Jean Smith
- Born: 1 April 2003 (age 23) Treviso, Italy
- Height: 1.81 m (5 ft 11 in)
- Weight: 89 kg (196 lb; 14 st 0 lb)
- School: Grey College
- Notable relative(s): Franco Smith (father) Franco Smith (brother)

Rugby union career
- Position: Fly-half
- Current team: Sharks

Youth career
- 2008–2014: Benetton Treviso
- 2014–2021: Grey College
- 2021–2024: Sharks

Senior career
- Years: Team / Apps / (Points)
- 2024–: Sharks / 1 / (4)
- Correct as of 13 April 2025

International career
- Years: Team / Apps / (Points)
- 2019: South Africa U16
- 2021: South Africa U18
- 2023: South Africa U20 / 4 / (36)
- Correct as of 13 April 2025

= Jean Smith (rugby union) =

Italian-born South African rugby union player

Jean Smith (born 1 April 2003) is an Italian born South African rugby union player, who plays for the Sharks in the United Rugby Championship.

== Career ==
Born in Treviso, Italy while his father, Franco Smith was playing for Benetton Treviso in the Super 10 at the time. Smith began playing his rugby for the Benetton youth sides starting at the age of 5, before he moved back to South Africa in 2014. Moving to Grey College in Bloemfontein. His first international call up came in 2019 playing for South Africa's under-16 team.

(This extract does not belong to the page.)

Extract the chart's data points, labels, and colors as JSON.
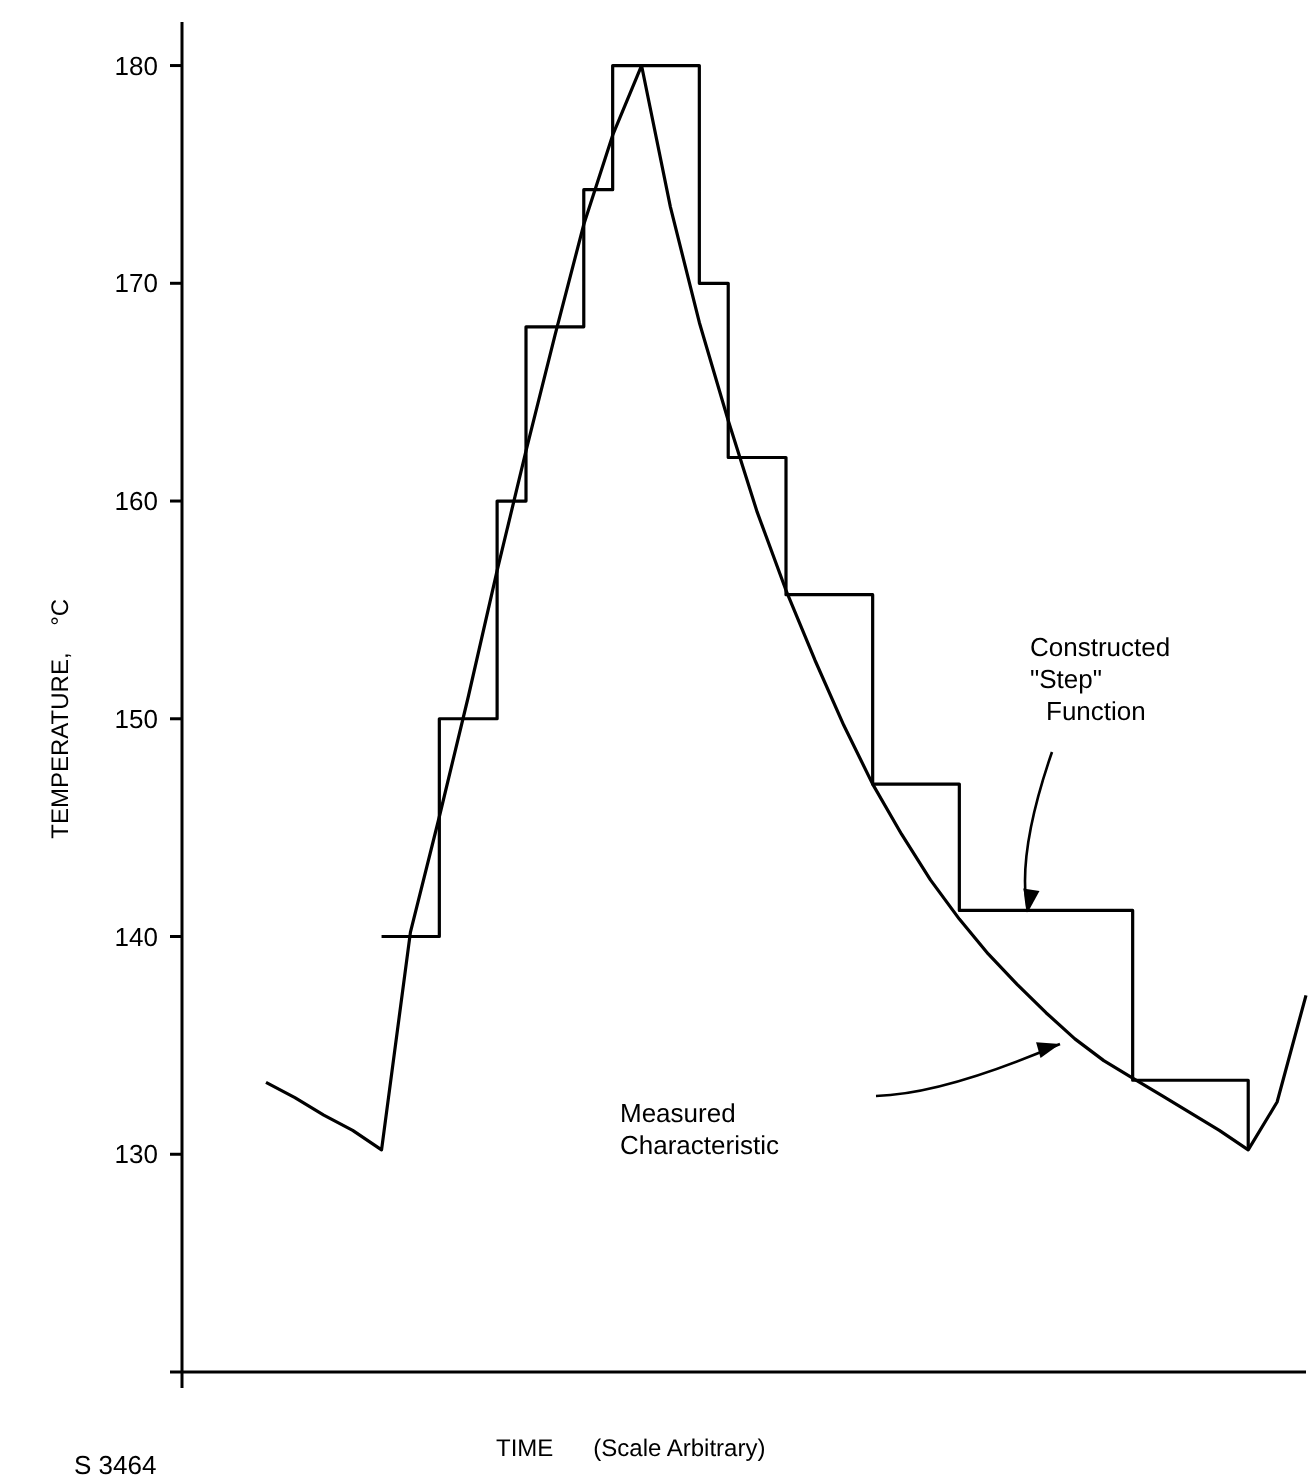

After leaving school he joined Durban based URC side the Sharks, playing in the SA Rugby under-21 Cup before being selected to join the South Africa under-20 side for the 2023 World Rugby U20 Championship, making 4 starts scoring 36 points in the tournament with South Africa finishing 3rd.

In the 2024-25 EPCR Challenge Cup, Smith made his senior debut for the Sharks coming off the bench to score 2 conversions in a 34-21 round of 16 loss against Lyon OU.